6. Show some personality
What I find interesting about most people’s interests is that they’re rarely interesting. Your interests section is the perfect opportunity to bond with the reader. Instead of telling us you enjoy reading, movies, and travel (who doesn’t, really?), make yourself memorable by being specific.
Examples: Joel and Ethan Coen films, Diana Gabaldon novels, Sudoku, marathon running, motocross, Thai cuisine, Green Bay Packers, playing Ticket to Ride.
If an interest needs further explanation, feel free to give it. “Volunteering” doesn’t stand out as much as “volunteering at a local soup kitchen on the weekends.” Just make sure everything is as succinct as possible.
7. Tweak your wording
Put just as much energy into editing your resume as you did in writing it.

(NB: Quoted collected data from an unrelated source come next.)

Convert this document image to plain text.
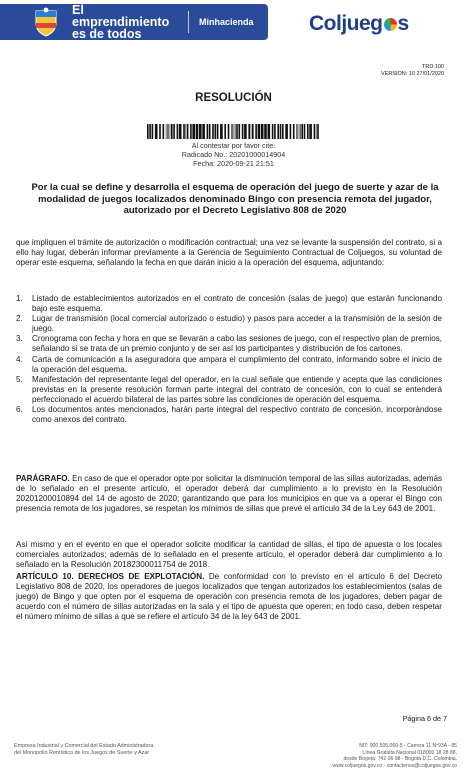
El emprendimiento
es de todos
Minhacienda	Coljueg s
TRD:100
VERSION: 10 27/01/2020
RESOLUCIÓN
Al contestar por favor cite:
Radicado No.: 20201000014904
Fecha: 2020-09-21 21:51
Por la cual se define y desarrolla el esquema de operación del juego de suerte y azar de la modalidad de juegos localizados denominado Bingo con presencia remota del jugador, autorizado por el Decreto Legislativo 808 de 2020
que impliquen el trámite de autorización o modificación contractual; una vez se levante la suspensión del contrato, si a ello hay lugar, deberán informar previamente a la Gerencia de Seguimiento Contractual de Coljuegos, su voluntad de operar este esquema, señalando la fecha en que darán inicio a la operación del esquema, adjuntando:
1.	Listado de establecimientos autorizados en el contrato de concesión (salas de juego) que estarán funcionando bajo este esquema.
2.	Lugar de transmisión (local comercial autorizado o estudio) y pasos para acceder a la transmisión de la sesión de juego.
3.	Cronograma con fecha y hora en que se llevarán a cabo las sesiones de juego, con el respectivo plan de premios, señalando si se trata de un premio conjunto y de ser así los participantes y distribución de los cartones.
4.	Carta de comunicación a la aseguradora que ampara el cumplimiento del contrato, informando sobre el inicio de la operación del esquema.
5.	Manifestación del representante legal del operador, en la cual señale que entiende y acepta que las condiciones previstas en la presente resolución forman parte integral del contrato de concesión, con lo cual se entenderá perfeccionado el acuerdo bilateral de las partes sobre las condiciones de operación del esquema.
6.	Los documentos antes mencionados, harán parte integral del respectivo contrato de concesión, incorporándose como anexos del contrato.
PARÁGRAFO. En caso de que el operador opte por solicitar la disminución temporal de las sillas autorizadas, además de lo señalado en el presente artículo, el operador deberá dar cumplimiento a lo previsto en la Resolución 20201200010894 del 14 de agosto de 2020; garantizando que para los municipios en que va a operar el Bingo con presencia remota de los jugadores, se respetan los mínimos de sillas que prevé el artículo 34 de la Ley 643 de 2001.
Así mismo y en el evento en que el operador solicite modificar la cantidad de sillas, el tipo de apuesta o los locales comerciales autorizados; además de lo señalado en el presente artículo, el operador deberá dar cumplimiento a lo señalado en la Resolución 20182300011754 de 2018.
ARTÍCULO 10. DERECHOS DE EXPLOTACIÓN. De conformidad con lo previsto en el artículo 6 del Decreto Legislativo 808 de 2020, los operadores de juegos localizados que tengan autorizados los establecimientos (salas de juego) de Bingo y que opten por el esquema de operación con presencia remota de los jugadores, deben pagar de acuerdo con el número de sillas autorizadas en la sala y el tipo de apuesta que operen; en todo caso, deben respetar el número mínimo de sillas a que se refiere el artículo 34 de la ley 643 de 2001.
Página 6 de 7
Empresa Industrial y Comercial del Estado Administradora
del Monopolio Rentístico de los Juegos de Suerte y Azar
NIT: 900.505.060-5 - Carrera 11 Nº93A - 85
Línea Gratuita Nacional 018000 18 28 88,
desde Bogotá: 742 06 98 - Bogotá D.C. Colombia.
www.coljuegos.gov.co - contactenos@coljuegos.gov.co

Look for any vague or generic wording, and swap it for more impactful terms. You’re trying to paint a picture here, and each word is a stroke that can strengthen how valuable you are as a worker.
8. Seek insider feedback
If you know someone at the organization, reach out to that person before applying for the job and ask for a little feedback on your resume. This will help you effectively customize it to the company. An employee can suggest the right buzzwords to use.
Besides, you’ve just passed along your resume to someone on the inside. And if that person likes what they see, even prior to the suggested edits, chances are good they’ll put in a good word for you with the hiring manager. It’s like getting your foot in the door without ever setting foot in the office.